Eu acredito que o silêncio não erra.
sexta-feira, 27 de setembro de 2013
Não acredito que você vai passar dez dias longe de mim. Dez
dias que eu vou acordar olhar pro lado e não te ver. Dez dias que eu irei
dormir sem seu ombro como travesseiro. Dez infinitos dias que eu não vou ter seu
abraço, seu beijo, seu carinho. Eu vou tentar aguentar, ouvindo sua voz no
telefone, olhando suas fotos e sonhando, todas as noites, com você. Prometa me
ligar todos os dias, mesmo sem nada pra falar. Prometa olhar nossas fotos
quando for dormir. E prometa que a
saudade só vai aumentar nosso sentimento. Porque eu já estou com saudades.

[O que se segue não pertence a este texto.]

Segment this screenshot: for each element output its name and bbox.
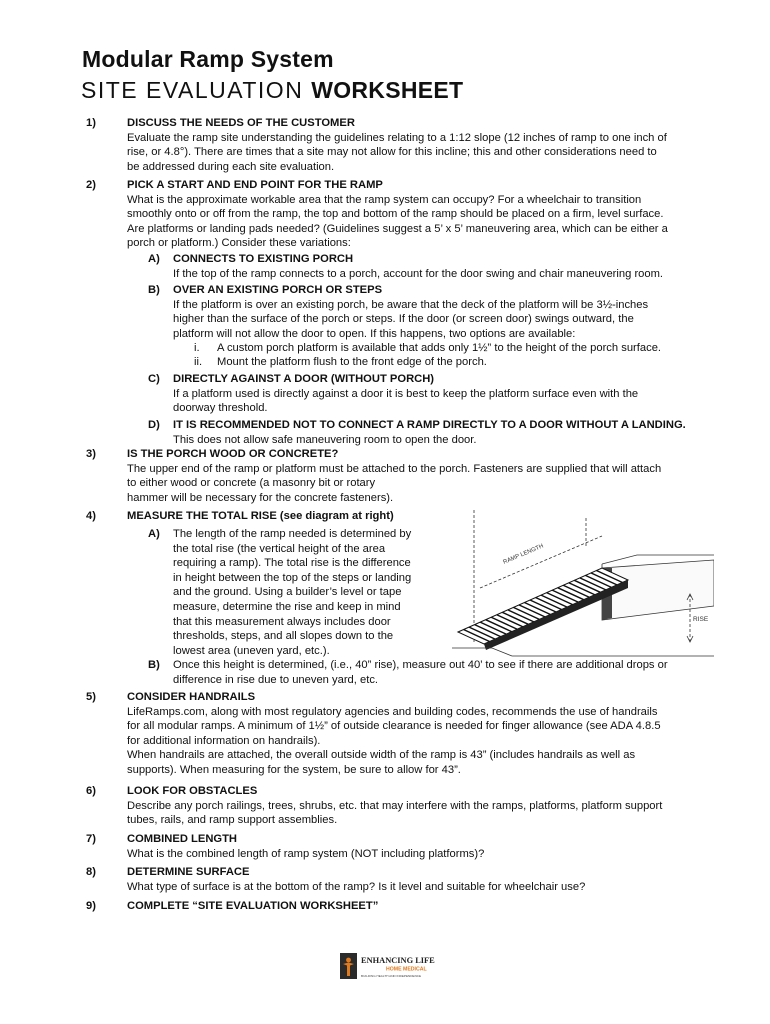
- sub-2b-label: B): [148, 284, 160, 296]
- sub-2c-label: C): [148, 373, 160, 385]
- sub-2d-label: D): [148, 419, 160, 431]
- section-9: [127, 899, 727, 914]
- ramp-length-label: RAMP LENGTH: [502, 543, 545, 566]
- sub-2a-line: If the top of the ramp connects to a porch, account for the door swing and chair maneuvering room.: [173, 267, 664, 280]
- section-6-line: tubes, rails, and ramp support assemblies.: [127, 814, 338, 827]
- section-7-heading: COMBINED LENGTH: [127, 833, 238, 845]
- rise-label: RISE: [693, 616, 709, 623]
- sub-4a-line: the total rise (the vertical height of the area: [173, 542, 386, 555]
- subtitle-bold: WORKSHEET: [311, 77, 464, 103]
- sub-2c-line: If a platform used is directly against a door it is best to keep the platform surface even with the: [173, 387, 639, 400]
- section-5-number: 5): [86, 691, 96, 703]
- section-2-line: What is the approximate workable area that the ramp system can occupy? For a wheelchair to transition: [127, 193, 642, 206]
- sub-4a-line: in height between the top of the steps or landing: [173, 571, 412, 584]
- section-7: [127, 832, 727, 861]
- page-title: Modular Ramp System: [82, 46, 334, 72]
- section-1-line: rise, or 4.8°). There are times that a site may not allow for this incline; this and other considerations need to: [127, 146, 657, 159]
- enhancing-life-logo: [340, 952, 450, 982]
- sub-2b-line: higher than the surface of the porch or steps. If the door (or screen door) swings outward, the: [173, 313, 634, 326]
- section-5-heading: CONSIDER HANDRAILS: [127, 691, 256, 703]
- logo-tagline: BUILDING HEALTH AND INDEPENDENCE: [361, 974, 422, 978]
- sub-4a-line: thresholds, steps, and all slopes down to the: [173, 630, 394, 643]
- sub-4a-line: and the ground. Using a builder’s level or tape: [173, 586, 402, 599]
- section-3-line: The upper end of the ramp or platform must be attached to the porch. Fasteners are supplied that will attach: [127, 462, 662, 475]
- section-4-heading: [127, 509, 447, 524]
- sub-2d: [173, 418, 733, 447]
- sub-4a-line: lowest area (uneven yard, etc.).: [173, 644, 330, 657]
- section-6-heading: LOOK FOR OBSTACLES: [127, 785, 258, 797]
- section-3-line: to either wood or concrete (a masonry bit or rotary: [127, 477, 376, 490]
- section-9-heading: COMPLETE “SITE EVALUATION WORKSHEET”: [127, 900, 379, 912]
- section-3-line: hammer will be necessary for the concrete fasteners).: [127, 491, 394, 504]
- roman-i-label: i.: [194, 342, 200, 354]
- section-8-line: What type of surface is at the bottom of the ramp? Is it level and suitable for wheelchair use?: [127, 880, 586, 893]
- section-2-line: porch or platform.) Consider these variations:: [127, 237, 351, 250]
- roman-ii-text: Mount the platform flush to the front edge of the porch.: [217, 356, 487, 368]
- section-2: [127, 178, 727, 251]
- section-5-line: for additional information on handrails).: [127, 734, 321, 747]
- section-2-line: smoothly onto or off from the ramp, the top and bottom of the ramp should be placed on a firm, level surface.: [127, 208, 664, 221]
- section-7-number: 7): [86, 833, 96, 845]
- sub-2a-heading: CONNECTS TO EXISTING PORCH: [173, 253, 354, 265]
- section-1: [127, 116, 727, 174]
- section-1-heading: DISCUSS THE NEEDS OF THE CUSTOMER: [127, 117, 355, 129]
- sub-2a-label: A): [148, 253, 160, 265]
- sub-2b-heading: OVER AN EXISTING PORCH OR STEPS: [173, 284, 383, 296]
- section-9-number: 9): [86, 900, 96, 912]
- subtitle-light: SITE EVALUATION: [81, 77, 312, 103]
- sub-4a: [173, 527, 443, 658]
- section-5: [127, 690, 727, 778]
- section-3-heading: IS THE PORCH WOOD OR CONCRETE?: [127, 448, 339, 460]
- section-5-line: supports). When measuring for the system, be sure to allow for 43”.: [127, 763, 461, 776]
- sub-4b-line: difference in rise due to uneven yard, etc.: [173, 673, 379, 686]
- sub-4a-line: requiring a ramp). The total rise is the difference: [173, 557, 411, 570]
- sub-2b: [173, 283, 723, 341]
- section-2-number: 2): [86, 179, 96, 191]
- section-4-number: 4): [86, 510, 96, 522]
- sub-2c-line: doorway threshold.: [173, 402, 268, 415]
- section-6-number: 6): [86, 785, 96, 797]
- section-8-number: 8): [86, 866, 96, 878]
- sub-2c: [173, 372, 723, 416]
- sub-4a-line: measure, determine the rise and keep in mind: [173, 600, 401, 613]
- section-1-line: be addressed during each site evaluation.: [127, 160, 335, 173]
- section-3: [127, 447, 727, 505]
- section-3-number: 3): [86, 448, 96, 460]
- roman-i-text: A custom porch platform is available that adds only 1½” to the height of the porch surface.: [217, 342, 662, 354]
- sub-2d-line: This does not allow safe maneuvering room to open the door.: [173, 433, 477, 446]
- section-6: [127, 784, 727, 828]
- section-5-line: When handrails are attached, the overall outside width of the ramp is 43” (includes handrails as well as: [127, 749, 636, 762]
- ramp-rise-diagram: [452, 508, 714, 658]
- section-7-line: What is the combined length of ramp system (NOT including platforms)?: [127, 847, 485, 860]
- sub-4b-label: B): [148, 659, 160, 671]
- section-5-line: for all modular ramps. A minimum of 1½” of outside clearance is needed for finger allowance (see ADA 4.8.5: [127, 720, 661, 733]
- sub-2d-heading: IT IS RECOMMENDED NOT TO CONNECT A RAMP DIRECTLY TO A DOOR WITHOUT A LANDING.: [173, 419, 686, 431]
- section-8-heading: DETERMINE SURFACE: [127, 866, 250, 878]
- sub-4b-line: Once this height is determined, (i.e., 40” rise), measure out 40’ to see if there are additional drops or: [173, 659, 668, 671]
- sub-4a-line: The length of the ramp needed is determined by: [173, 528, 412, 540]
- sub-2c-heading: DIRECTLY AGAINST A DOOR (WITHOUT PORCH): [173, 373, 435, 385]
- section-2-line: Are platforms or landing pads needed? (Guidelines suggest a 5’ x 5’ maneuvering area, which can be either a: [127, 222, 668, 235]
- sub-2a: [173, 252, 723, 281]
- section-6-line: Describe any porch railings, trees, shrubs, etc. that may interfere with the ramps, platforms, platform support: [127, 799, 663, 812]
- page-subtitle: [81, 77, 463, 104]
- section-1-number: 1): [86, 117, 96, 129]
- sub-4b: [173, 658, 733, 687]
- sub-2b-line: platform will not allow the door to open. If this happens, two options are available:: [173, 327, 576, 340]
- section-5-line: LifeRamps.com, along with most regulatory agencies and building codes, recommends the use of handrails: [127, 705, 658, 718]
- roman-ii-label: ii.: [194, 356, 203, 368]
- section-4-heading-text: MEASURE THE TOTAL RISE (see diagram at right): [127, 510, 394, 522]
- section-2-heading: PICK A START AND END POINT FOR THE RAMP: [127, 179, 383, 191]
- sub-2b-line: If the platform is over an existing porch, be aware that the deck of the platform will be 3½-inches: [173, 298, 649, 311]
- logo-sub: HOME MEDICAL: [386, 966, 427, 973]
- ramp-slats: [464, 570, 623, 641]
- section-1-line: Evaluate the ramp site understanding the guidelines relating to a 1:12 slope (12 inches of ramp to one inch of: [127, 131, 667, 144]
- section-8: [127, 865, 727, 894]
- logo-name: ENHANCING LIFE: [361, 956, 435, 965]
- sub-4a-label: A): [148, 528, 160, 540]
- sub-4a-line: that this measurement always includes door: [173, 615, 391, 628]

quinta-feira, 29 de agosto de 2013
Estive pensando em te escrever, desabafar. Fico imaginando qual o
melhor modo de dizer tudo que está engasgado. Mas não sei o que isso
significaria pra você. Ou pra mim. Talvez não signifique nada. Talvez tudo
aquilo tenha se perdido, se substituído. Talvez nunca tenha existido. E a
incerteza não me deixa continuar. As folhas rasgadas representam a covardia e minhas
palavras se perdem no tempo. A imensidão do nada se convertendo em tudo que eu
poderia te dizer. E não disse. terça-feira, 25 de junho de 2013
miss you
Minha madrugada se resume em saudade. Saudade dos seus
olhos, do seu sorriso, dos seus abraços e beijos. Saudade das suas piadas sem
graça, das suas frases desnecessárias, das suas chatices. Perco-me cada vez
mais, em uma foto, uma música, uma carta. O destino me pegou de surpresa, me
fazendo sentir falta da sua voz. É difícil ver aquilo que era rotina, virando
lembrança.
segunda-feira, 24 de junho de 2013
stay strong
E eu to tentando, eu juro que eu to tentando, permanecer de
pé, permanecer forte, de cabeça erguida, tentando não chorar, não desabar no
primeiro ombro amigo que aparecer. To
sendo forte, colocando meus problemas de lado pra ajudar quem me faz bem. To
escondendo tudo em baixo do tapete, deixando toda a bagunça lá, mas o tapete
não está sendo suficiente. O armário está cheio e transbordando e uma hora tudo
vai explodir. Não adianta mais esconder, empurrar com a barriga, dizer que está
tudo bem, quando na verdade não está. O luto é aceitável quando se passa por
alguma perda, e lágrimas não são vergonha para ninguém. Eu sei que isso é só
uma fase, e vai passar. Afinal, o que seriam dos dias felizes, sem os tristes
para mostrar que vale a pena sorrir?